The Broader Trend: Everything Becomes Agent-Accessible

Step back and look at what’s happened in the last 90 days:

  • Google shipped the Colab MCP Server — agents can control cloud compute
  • Oracle shipped Autonomous AI Database MCP — agents can query Oracle databases
  • Microsoft advanced Azure SQL MCP capabilities — agents can access Azure databases
  • Pinterest deployed MCP across 844 engineers — 66,000 tool invocations per month, 7,000 hours saved
  • IBM closed the $11B Confluent acquisition — building real-time data infrastructure for agent workflows
  • Datris launched an MCP-native data platform — MCP as the primary interface, not an afterthought

Every platform is racing to become agent-accessible. The question isn’t whether your systems will need to speak MCP — they will. The question is whether you’ll use a vendor-locked solution for each system, or a single tool that works across all of them.

Google solved the compute problem. Oracle solved the Oracle database problem.

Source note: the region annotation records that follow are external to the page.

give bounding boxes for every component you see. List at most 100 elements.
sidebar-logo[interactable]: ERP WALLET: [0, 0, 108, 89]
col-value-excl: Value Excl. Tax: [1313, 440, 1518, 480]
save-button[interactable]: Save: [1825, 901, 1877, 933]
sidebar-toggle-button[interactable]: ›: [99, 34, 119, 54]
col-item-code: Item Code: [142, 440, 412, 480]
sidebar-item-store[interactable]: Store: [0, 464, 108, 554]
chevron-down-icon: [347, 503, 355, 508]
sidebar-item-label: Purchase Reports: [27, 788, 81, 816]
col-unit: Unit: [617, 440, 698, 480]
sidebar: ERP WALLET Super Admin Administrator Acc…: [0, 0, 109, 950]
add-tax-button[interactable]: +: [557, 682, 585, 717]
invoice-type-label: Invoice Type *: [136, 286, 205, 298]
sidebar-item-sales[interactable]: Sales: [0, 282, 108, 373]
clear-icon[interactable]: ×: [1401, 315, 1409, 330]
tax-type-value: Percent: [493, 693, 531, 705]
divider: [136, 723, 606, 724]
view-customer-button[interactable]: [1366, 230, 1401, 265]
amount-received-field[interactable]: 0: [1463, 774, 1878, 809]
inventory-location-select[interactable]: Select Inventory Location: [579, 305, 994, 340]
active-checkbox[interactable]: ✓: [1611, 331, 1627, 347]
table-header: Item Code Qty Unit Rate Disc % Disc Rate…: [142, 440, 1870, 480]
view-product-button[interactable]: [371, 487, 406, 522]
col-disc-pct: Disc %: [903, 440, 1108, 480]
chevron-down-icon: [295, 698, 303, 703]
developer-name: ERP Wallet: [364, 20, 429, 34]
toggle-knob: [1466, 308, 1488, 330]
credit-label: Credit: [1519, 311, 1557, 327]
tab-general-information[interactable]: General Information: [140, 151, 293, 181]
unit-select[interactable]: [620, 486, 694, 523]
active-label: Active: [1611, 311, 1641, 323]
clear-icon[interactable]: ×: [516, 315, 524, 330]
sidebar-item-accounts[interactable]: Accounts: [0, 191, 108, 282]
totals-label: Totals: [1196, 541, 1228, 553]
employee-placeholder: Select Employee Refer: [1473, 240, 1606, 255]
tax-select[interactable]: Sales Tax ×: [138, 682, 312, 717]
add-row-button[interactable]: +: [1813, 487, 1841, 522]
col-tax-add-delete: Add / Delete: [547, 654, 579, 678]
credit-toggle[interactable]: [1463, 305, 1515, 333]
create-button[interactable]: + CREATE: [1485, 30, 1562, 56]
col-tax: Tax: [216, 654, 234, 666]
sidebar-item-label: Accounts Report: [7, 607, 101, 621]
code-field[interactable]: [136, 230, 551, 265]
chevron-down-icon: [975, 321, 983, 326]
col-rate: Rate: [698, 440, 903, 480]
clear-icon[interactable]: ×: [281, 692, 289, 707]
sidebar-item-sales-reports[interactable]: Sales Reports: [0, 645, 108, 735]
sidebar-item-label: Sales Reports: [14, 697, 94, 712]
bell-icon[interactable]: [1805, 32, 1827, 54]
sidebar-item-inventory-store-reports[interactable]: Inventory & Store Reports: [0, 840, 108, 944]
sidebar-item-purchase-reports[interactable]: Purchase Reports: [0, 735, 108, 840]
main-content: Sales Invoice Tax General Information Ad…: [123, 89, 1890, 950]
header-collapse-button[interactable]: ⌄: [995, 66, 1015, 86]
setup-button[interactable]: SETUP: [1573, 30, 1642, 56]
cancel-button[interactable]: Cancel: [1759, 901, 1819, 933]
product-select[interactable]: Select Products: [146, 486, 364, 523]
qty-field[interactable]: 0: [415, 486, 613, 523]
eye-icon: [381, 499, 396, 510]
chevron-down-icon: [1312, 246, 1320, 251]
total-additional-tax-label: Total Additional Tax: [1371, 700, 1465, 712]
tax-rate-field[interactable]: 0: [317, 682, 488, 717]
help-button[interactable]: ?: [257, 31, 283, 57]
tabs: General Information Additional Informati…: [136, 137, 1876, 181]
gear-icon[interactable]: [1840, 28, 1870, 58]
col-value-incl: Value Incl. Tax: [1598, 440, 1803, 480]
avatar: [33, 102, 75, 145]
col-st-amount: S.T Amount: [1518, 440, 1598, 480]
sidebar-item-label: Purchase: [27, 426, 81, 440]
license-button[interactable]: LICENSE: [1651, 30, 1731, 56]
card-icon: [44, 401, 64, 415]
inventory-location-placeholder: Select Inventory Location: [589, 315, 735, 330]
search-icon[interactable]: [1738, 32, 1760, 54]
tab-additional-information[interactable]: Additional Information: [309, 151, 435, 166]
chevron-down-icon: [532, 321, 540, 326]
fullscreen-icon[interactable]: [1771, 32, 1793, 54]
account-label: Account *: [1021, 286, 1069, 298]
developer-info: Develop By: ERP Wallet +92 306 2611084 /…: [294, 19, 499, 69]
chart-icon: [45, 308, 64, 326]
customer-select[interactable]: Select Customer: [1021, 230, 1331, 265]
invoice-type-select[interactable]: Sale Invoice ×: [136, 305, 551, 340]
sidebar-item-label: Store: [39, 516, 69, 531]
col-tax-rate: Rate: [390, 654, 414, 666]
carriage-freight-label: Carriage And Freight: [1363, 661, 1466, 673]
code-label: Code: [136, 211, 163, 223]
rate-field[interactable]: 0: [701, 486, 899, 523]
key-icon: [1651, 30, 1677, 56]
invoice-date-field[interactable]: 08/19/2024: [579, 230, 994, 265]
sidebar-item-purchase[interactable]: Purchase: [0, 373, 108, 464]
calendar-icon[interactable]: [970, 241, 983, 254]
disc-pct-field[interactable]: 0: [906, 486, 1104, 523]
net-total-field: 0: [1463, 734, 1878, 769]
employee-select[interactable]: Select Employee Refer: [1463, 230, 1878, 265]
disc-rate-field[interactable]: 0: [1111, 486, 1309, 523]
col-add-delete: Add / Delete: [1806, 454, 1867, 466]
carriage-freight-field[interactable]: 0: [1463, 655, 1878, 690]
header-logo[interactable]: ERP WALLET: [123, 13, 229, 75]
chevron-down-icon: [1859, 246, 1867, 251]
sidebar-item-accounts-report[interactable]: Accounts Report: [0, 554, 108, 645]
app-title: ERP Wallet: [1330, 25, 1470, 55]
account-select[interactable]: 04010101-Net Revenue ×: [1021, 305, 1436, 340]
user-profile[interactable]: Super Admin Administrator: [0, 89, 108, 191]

Nobody solved the “I have a PostgreSQL database and I need an agent to query it without signing up for a cloud platform” problem.

Until Faucet.

The Numbers Behind the Shift

The enterprise adoption data paints a clear picture of where this is headed:

  • 88% of organizations are using AI automation in some form
  • Only 33% have achieved it at scale
  • 40% of enterprise apps will include AI agents by end of 2026 (Gartner)
  • 97M+ MCP SDK installs — the protocol is no longer experimental
  • 10,000+ community MCP servers — but fragmented across vendors and use cases

The gap between 88% adoption and 33% at scale is an infrastructure gap. It’s the gap between “we built a demo where Claude queries our database” and “we have governed, observable, secure agent access to production data across all our databases.”

Closing that gap doesn’t require $11 billion in acquisitions or a migration to a cloud-specific database. It requires a structured API layer between your agents and your data — with access controls, consistent tool definitions, and support for the databases you actually run.

Getting Started

If your agents need database access and you don’t want to lock into a single cloud vendor, here’s the path:

# Install Faucet — single binary, no dependencies
curl -fsSL https://get.faucet.dev | sh

# Connect to your database — REST API + MCP server in one command
faucet serve --db "postgres://user:pass@localhost:5432/mydb"

# Connect it to Claude Code (or any MCP-compatible agent)
claude mcp add faucet -- faucet mcp --db "postgres://user:pass@localhost:5432/mydb"

Your agent can now discover tables, read schemas, and run structured queries through MCP. Your frontend can hit the REST API at http://localhost:8080/api/. Same data, same access controls, two consumption patterns.

Faucet supports PostgreSQL, MySQL, SQL Server, Oracle, Snowflake, and SQLite. It deploys anywhere — your laptop, a VM, a container, the edge. It takes less time to set up than it took Google to write the README for the Colab MCP Server.

Google gave agents a sandbox. Oracle gave agents a database. Faucet gives agents your database — whichever one it is, wherever it runs, without asking you to change anything about your stack.

The MCP server gold rush is on. You don’t need to wait for your database vendor to ship one.